As a journalist he has travelled for 40 years covering everything from the fall of the Berlin Wall to wars in the Middle East, and the Arab Spring. Mainly though, he has lived in Europe, Germany in particular. He believes NATO and the EU are the continent’s greatest achievements and essential to a liberal democratic world order. He also admires Angela Merkel.
He describes the rise of populist nationalism, the rising gap between rich and poor and a disenchantment with the main centrist governing parties in various countries as a serious danger.
Drozdiak clearly dislikes Marine Le Pen and also the illiberal nationalist governments of Hungary and Poland.
He deals with ten EU countries, a chapter for each, then three surrounding neighbours and America — developing his themes in a narrative populated by the most famous politicians of forty years, many of whom he clearly knows.
The book is undeniably well written by a journalist who has honed his craft. It is unencumbered by graphs and charts though stuffed with facts and statistics which he incorporates into the story. It is more readable than many worthier academic works, with stunning description and some astute character assessment.

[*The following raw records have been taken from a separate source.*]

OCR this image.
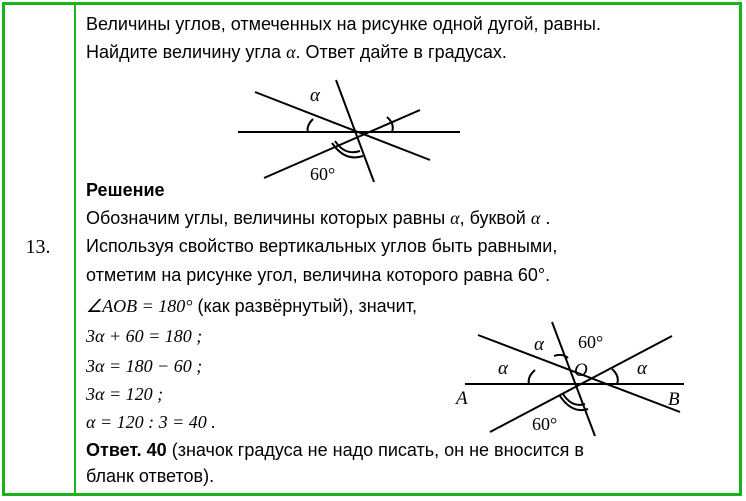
13.
Величины углов, отмеченных на рисунке одной дугой, равны.
Найдите величину угла α. Ответ дайте в градусах.
α
60°
Решение
Обозначим углы, величины которых равны α, буквой α .
Используя свойство вертикальных углов быть равными,
отметим на рисунке угол, величина которого равна 60°.
∠AOB = 180° (как развёрнутый), значит,
3α + 60 = 180 ;
3α = 180 − 60 ;
3α = 120 ;
α = 120 : 3 = 40 .
Ответ. 40 (значок градуса не надо писать, он не вносится в
бланк ответов).
α
α
α
60°
60°
O
A	B
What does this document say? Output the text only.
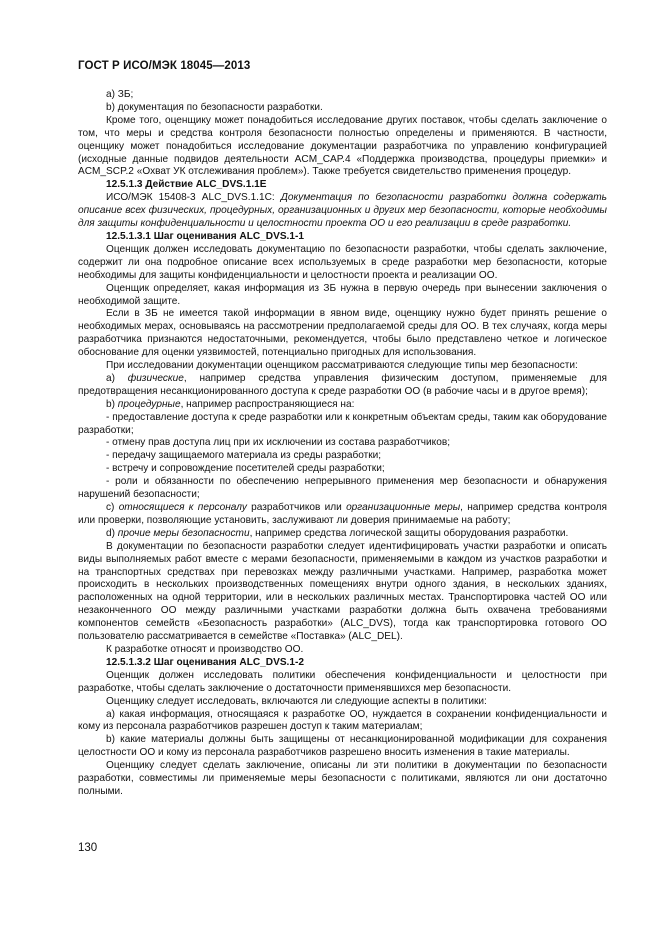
ГОСТ Р ИСО/МЭК 18045—2013

a) ЗБ;

b) документация по безопасности разработки.

Кроме того, оценщику может понадобиться исследование других поставок, чтобы сделать заключение о том, что меры и средства контроля безопасности полностью определены и применяются. В частности, оценщику может понадобиться исследование документации разработчика по управлению конфигурацией (исходные данные подвидов деятельности ACM_CAP.4 «Поддержка производства, процедуры приемки» и ACM_SCP.2 «Охват УК отслеживания проблем»). Также требуется свидетельство применения процедур.

12.5.1.3 Действие ALC_DVS.1.1E

ИСО/МЭК 15408-3 ALC_DVS.1.1C: Документация по безопасности разработки должна содержать описание всех физических, процедурных, организационных и других мер безопасности, которые необходимы для защиты конфиденциальности и целостности проекта ОО и его реализации в среде разработки.

12.5.1.3.1 Шаг оценивания ALC_DVS.1-1

Оценщик должен исследовать документацию по безопасности разработки, чтобы сделать заключение, содержит ли она подробное описание всех используемых в среде разработки мер безопасности, которые необходимы для защиты конфиденциальности и целостности проекта и реализации ОО.

Оценщик определяет, какая информация из ЗБ нужна в первую очередь при вынесении заключения о необходимой защите.

Если в ЗБ не имеется такой информации в явном виде, оценщику нужно будет принять решение о необходимых мерах, основываясь на рассмотрении предполагаемой среды для ОО. В тех случаях, когда меры разработчика признаются недостаточными, рекомендуется, чтобы было представлено четкое и логическое обоснование для оценки уязвимостей, потенциально пригодных для использования.

При исследовании документации оценщиком рассматриваются следующие типы мер безопасности:

a) физические, например средства управления физическим доступом, применяемые для предотвращения несанкционированного доступа к среде разработки ОО (в рабочие часы и в другое время);

b) процедурные, например распространяющиеся на:

- предоставление доступа к среде разработки или к конкретным объектам среды, таким как оборудование разработки;

- отмену прав доступа лиц при их исключении из состава разработчиков;

- передачу защищаемого материала из среды разработки;

- встречу и сопровождение посетителей среды разработки;

- роли и обязанности по обеспечению непрерывного применения мер безопасности и обнаружения нарушений безопасности;

c) относящиеся к персоналу разработчиков или организационные меры, например средства контроля или проверки, позволяющие установить, заслуживают ли доверия принимаемые на работу;

d) прочие меры безопасности, например средства логической защиты оборудования разработки.

В документации по безопасности разработки следует идентифицировать участки разработки и описать виды выполняемых работ вместе с мерами безопасности, применяемыми в каждом из участков разработки и на транспортных средствах при перевозках между различными участками. Например, разработка может происходить в нескольких производственных помещениях внутри одного здания, в нескольких зданиях, расположенных на одной территории, или в нескольких различных местах. Транспортировка частей ОО или незаконченного ОО между различными участками разработки должна быть охвачена требованиями компонентов семейств «Безопасность разработки» (ALC_DVS), тогда как транспортировка готового ОО пользователю рассматривается в семействе «Поставка» (ALC_DEL).

К разработке относят и производство ОО.

12.5.1.3.2 Шаг оценивания ALC_DVS.1-2

Оценщик должен исследовать политики обеспечения конфиденциальности и целостности при разработке, чтобы сделать заключение о достаточности применявшихся мер безопасности.

Оценщику следует исследовать, включаются ли следующие аспекты в политики:

a) какая информация, относящаяся к разработке ОО, нуждается в сохранении конфиденциальности и кому из персонала разработчиков разрешен доступ к таким материалам;

b) какие материалы должны быть защищены от несанкционированной модификации для сохранения целостности ОО и кому из персонала разработчиков разрешено вносить изменения в такие материалы.

Оценщику следует сделать заключение, описаны ли эти политики в документации по безопасности разработки, совместимы ли применяемые меры безопасности с политиками, являются ли они достаточно полными.

130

In terms of language, Le Pen and Golden Dawn are described as xenophobic or far right nationalists. The only Nazis are in WW2.
Refugees who have fled to Europe escaping wars are mentioned in several chapters and are seen by many as the threatening factor which will fuel a populist nationalism. They are variously described as “an enormous wave” a “tsunami”, “foreigners on rickety rafts besieging Europe” and with other similarly nasty expressions. Only in the chapter on Greece does he give some idea of the imprisonment in camps with dreadful hygiene and inadequate food and little clear future for people who have fled wars.
In contrast, politicians struggling with all this, particularly Merkel, are humanised with anecdotes, some admittedly amusing. Then there are “people” who are shocked by corruption or austerity, annoyed by Germany’s deflationary policies or “voters” who do not turn out often enough or who unreasonably blame politicians for unpopular but necessary policies.
While he makes frequent reference to high youth unemployment, the working class only briefly appears twice, once in France, criticised for being constantly on the streets complaining about government policies and then in Greece to be roundly denounced and blamed almost entirely for that country’s financial mess. This despite Drozdiak’s description of the huge yachts of rich tax dodgers off shore!
He worries about British exit from the EU leading to more countries leaving, perhaps Italy or Spain. And a potential second cold war with Russia or even a third world war.
While Drozdiak manages to describe in great detail many of Europe’s problems and indeed those of Trump’s America, he never provides any underlying explanation for all of them collectively and so of course has no idea for their solution.